16. En revanche, il y a lieu, dans les circonstances de l’espèce, de mettre à la charge de M. A..., de Mme C..., de M. D..., de Mme I... et de Mme E... le versement par chacun d’une somme de 1 000 euros au titre des frais exposés par la communauté d’agglomération du pays de Dreux.

D É C I D E :

Article ler : Les requêtes de M. A..., Mme C..., M. D..., Mme I... et Mme E... sont rejetées.

Article 2 : M. A..., Mme C..., M. D..., Mme I... et Mme E... verseront chacun une somme de 1 000 euros à la communauté d’agglomération du pays de Dreux en application des dispositions de l’article L. 761-1 du code de justice administrative.

Article 3 : Le présent arrêt sera notifié à M. J... A..., Mme F... C..., M. G... D..., Mme B... I..., Mme H... E... et à la communauté d’agglomération du Pays de Dreux.

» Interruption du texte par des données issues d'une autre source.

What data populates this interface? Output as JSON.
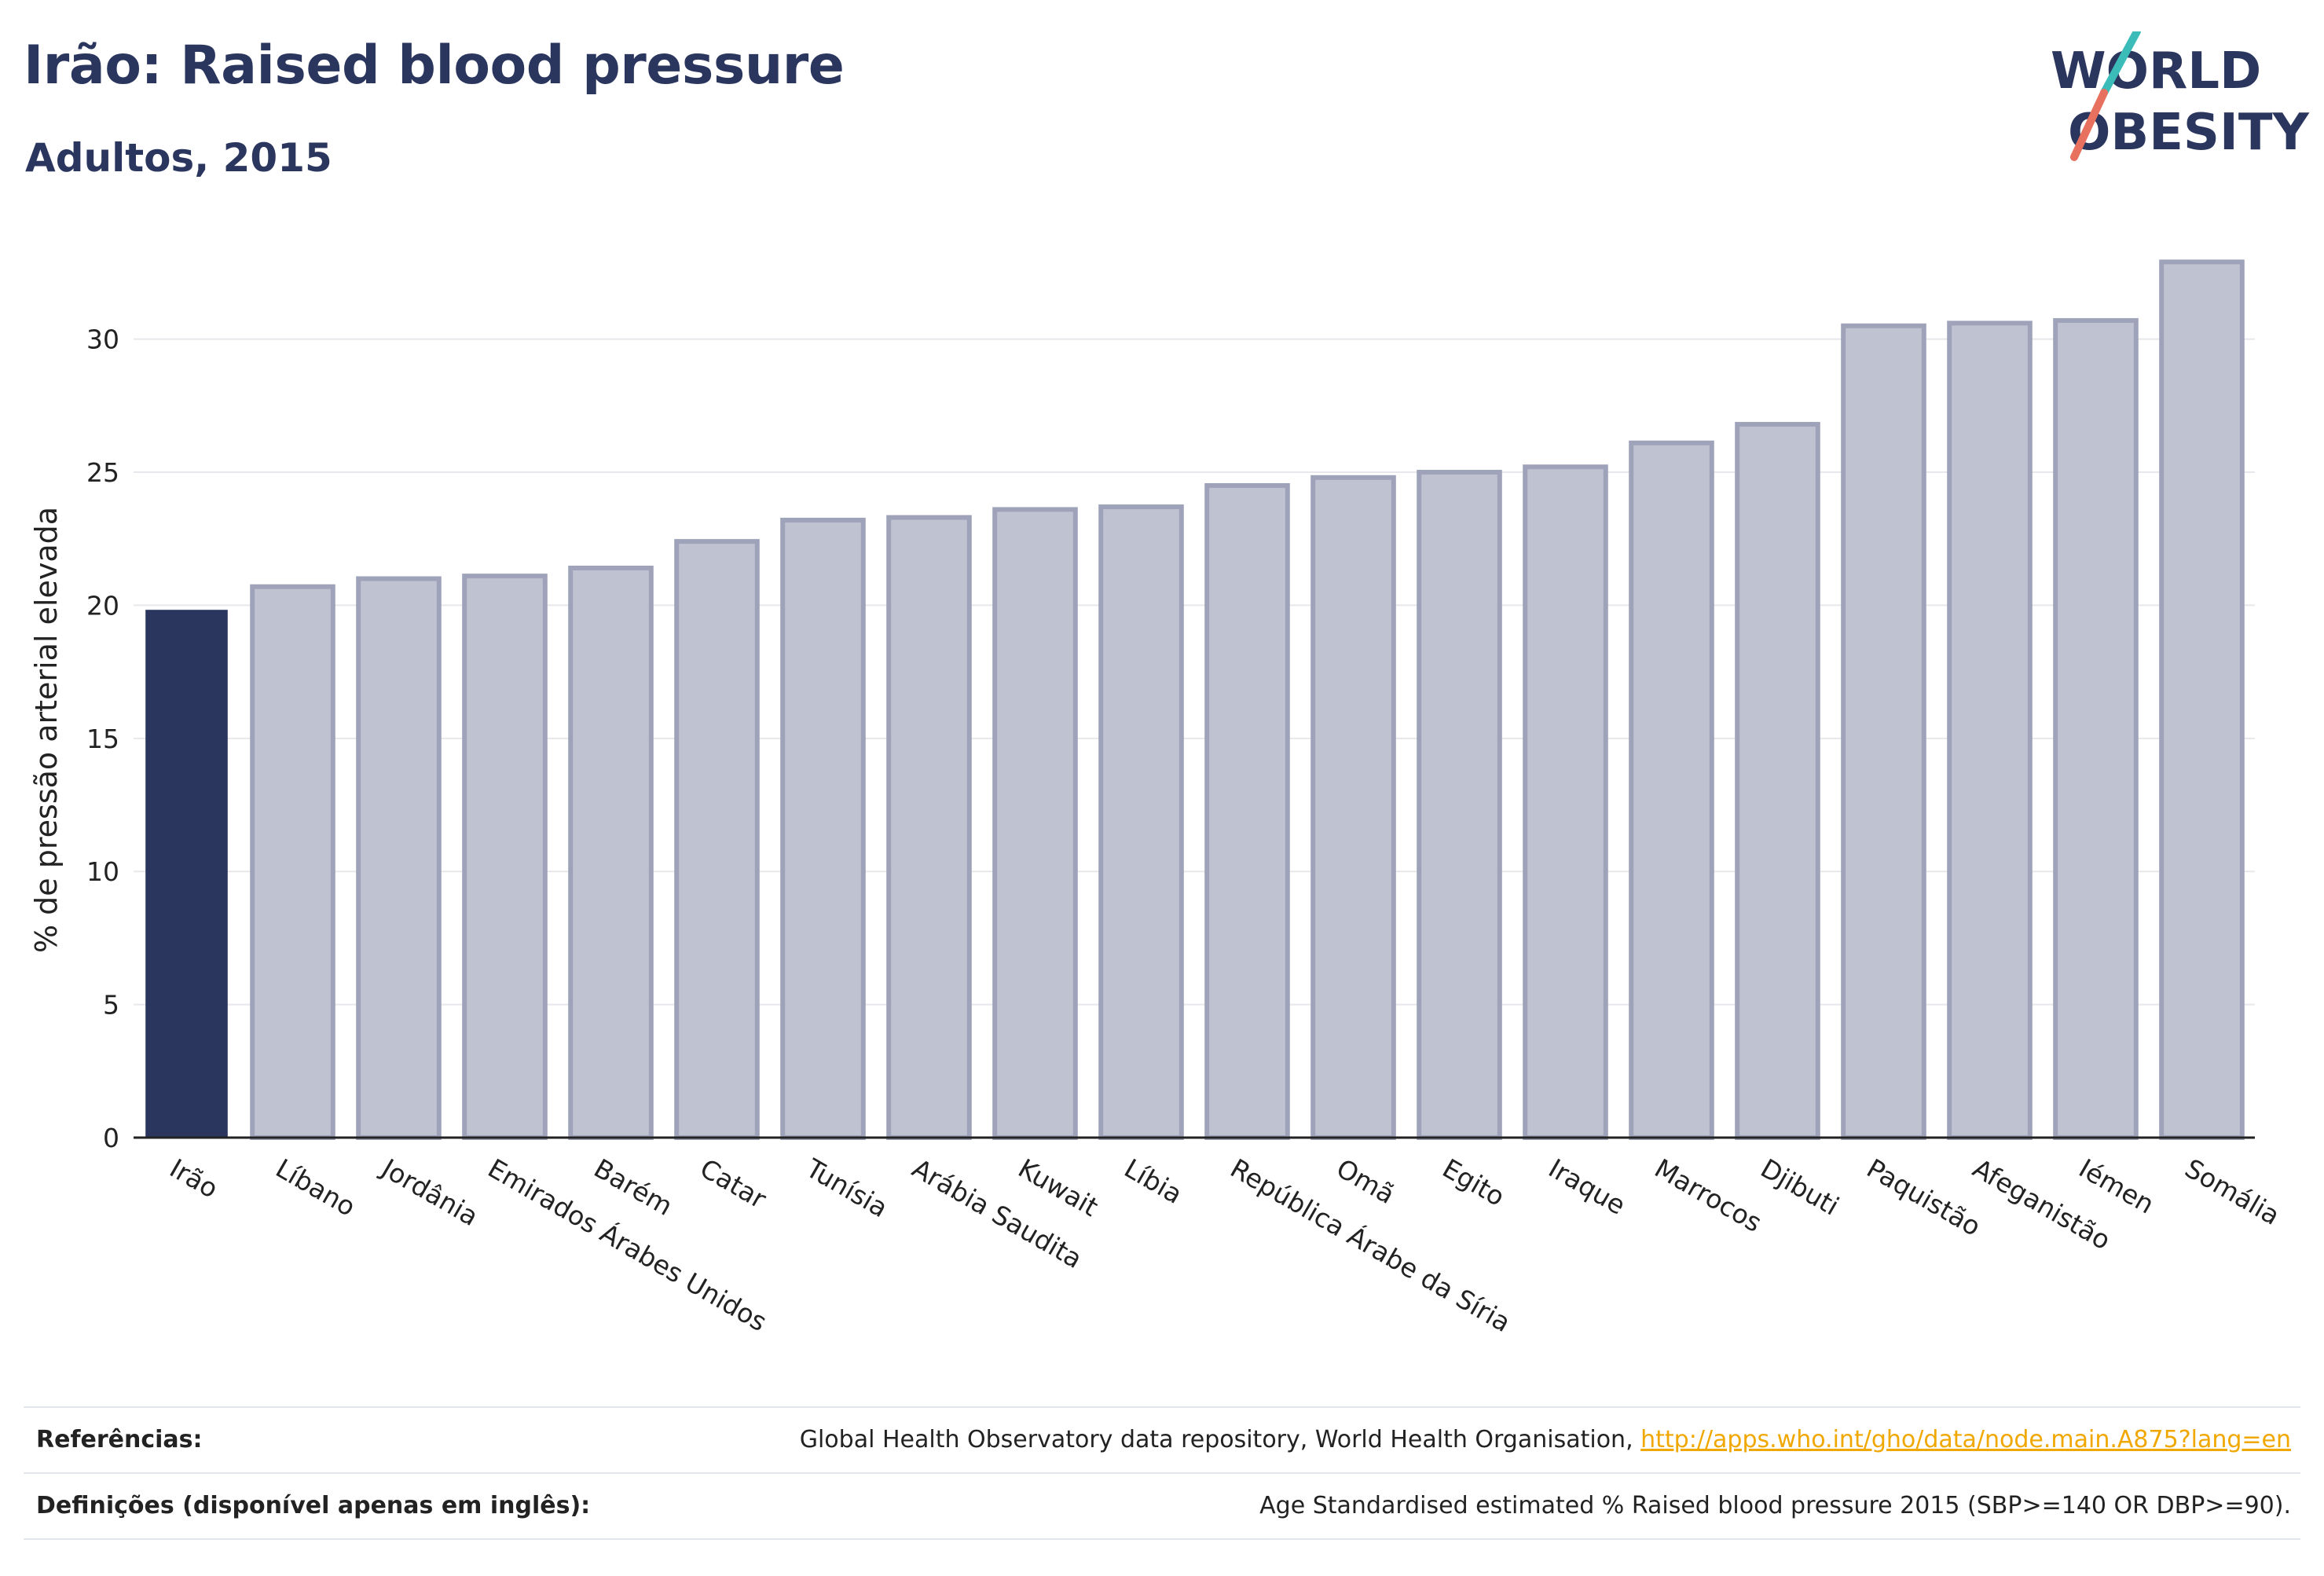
{
  "header": {
    "title": "Irão: Raised blood pressure",
    "subtitle": "Adultos, 2015"
  },
  "logo": {
    "line1": "WORLD",
    "line2": "OBESITY",
    "colors": {
      "text": "#2b365f",
      "slash_top": "#3cbcb8",
      "slash_bottom": "#e8705e"
    }
  },
  "chart_data": {
    "type": "bar",
    "categories": [
      "Irão",
      "Líbano",
      "Jordânia",
      "Emirados Árabes Unidos",
      "Barém",
      "Catar",
      "Tunísia",
      "Arábia Saudita",
      "Kuwait",
      "Líbia",
      "República Árabe da Síria",
      "Omã",
      "Egito",
      "Iraque",
      "Marrocos",
      "Djibuti",
      "Paquistão",
      "Afeganistão",
      "Iémen",
      "Somália"
    ],
    "values": [
      19.8,
      20.7,
      21.0,
      21.1,
      21.4,
      22.4,
      23.2,
      23.3,
      23.6,
      23.7,
      24.5,
      24.8,
      25.0,
      25.2,
      26.1,
      26.8,
      30.5,
      30.6,
      30.7,
      32.9
    ],
    "highlight_index": 0,
    "ylabel": "% de pressão arterial elevada",
    "ylim": [
      0,
      33
    ],
    "yticks": [
      0,
      5,
      10,
      15,
      20,
      25,
      30
    ],
    "grid": true,
    "colors": {
      "highlight": "#2b365f",
      "bar_fill": "#bfc2d0",
      "bar_stroke": "#9ea3ba",
      "grid": "#e8e8ec"
    }
  },
  "footer": {
    "references_label": "Referências:",
    "references_text": "Global Health Observatory data repository, World Health Organisation, ",
    "references_link": "http://apps.who.int/gho/data/node.main.A875?lang=en",
    "definitions_label": "Definições (disponível apenas em inglês):",
    "definitions_text": "Age Standardised estimated % Raised blood pressure 2015 (SBP>=140 OR DBP>=90)."
  }
}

Délibéré après l’audience du 23 septembre 2025, à laquelle siégeaient :

 

M. Etienvre, président de chambre,

M. Pilven, président-assesseur,

M. Clot, premier conseiller.

 

Rendu public par mise à disposition au greffe le 8 octobre 2025.

 

Le président-assesseur,

 

 

 

J-E. Pilven

Le président-rapporteur,

F. Etienvre

La greffière,

S. Diabouga

La République mande et ordonne au préfet d’Eure-et-Loir en ce qui le concerne ou à tous commissaires de justice à ce requis en ce qui concerne les voies de droit commun, contre les parties privées, de pourvoir à l’exécution de la présente décision.